At the time for personal explanations in yesterday’s session of the House of Representatives, MP for St Peter’s Asot Michael announced he and St John’s Rural East MP, Lester Bird, had that morning, jointly filed an injunction in the court restraining the Boundaries Commission from submitting their report.
The sanction forbids Speaker of the House D Gisele Isaac from “accepting or taking any further steps in relation to the report” or recommendations submitted by the chairman of the commission.
Prime Minister Baldwin Spencer was also served with an injunction, prohibiting him from taking any steps “in particular”, “the laying” of the Constituency Commission Report.
The Speaker said she was “taken by surprise”, when served at her home this morning with the injunction filed by the MPs.
“It took me by surprise, because I don’t have the report, so I find it interesting that they would want to stop me from doing anything with a report I don’t have,” Isaac said in an interview with OBSERVER media.
Michael is contending that his constituency, St Peter’s, would be totally eliminated if the proposed changes to the boundaries were to come to fruition.

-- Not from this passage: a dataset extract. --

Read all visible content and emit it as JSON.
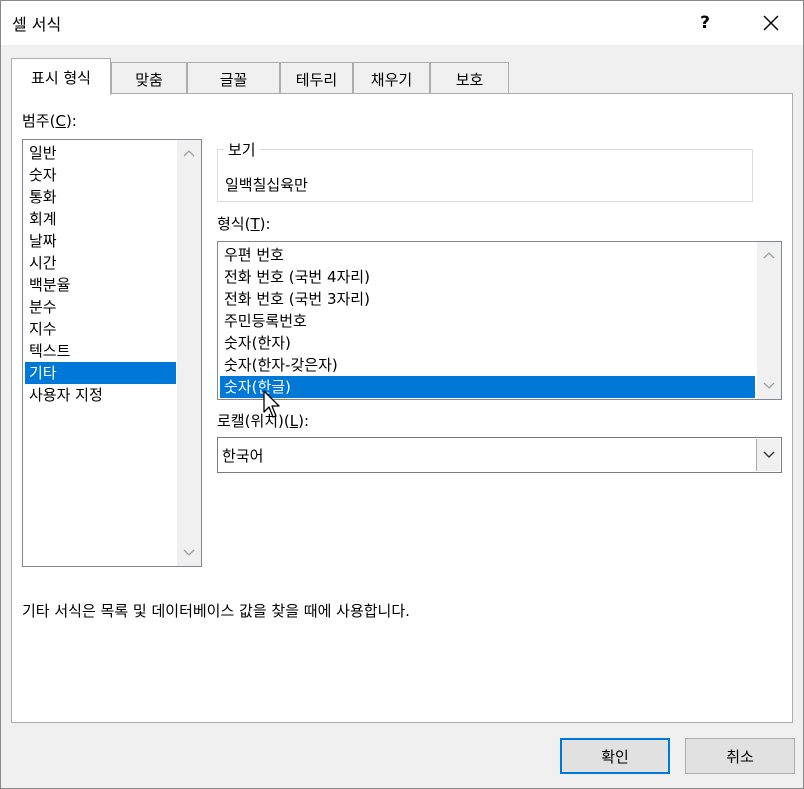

He added the commission intended to subsume “most” of Robin Yearwood’s constituency into St Philip’s North.
What is St Peter’s, according to the document, would now be St Philip’s North.
“St Peter’s would be no more if these recommendations are made into law. The eliminating of St Peter’s, which is the ALP’s strongest seat, with the largest plurality of votes, is a clear example of gerrymandering,” Michael charged.
The matter makes it way to the court on March 18.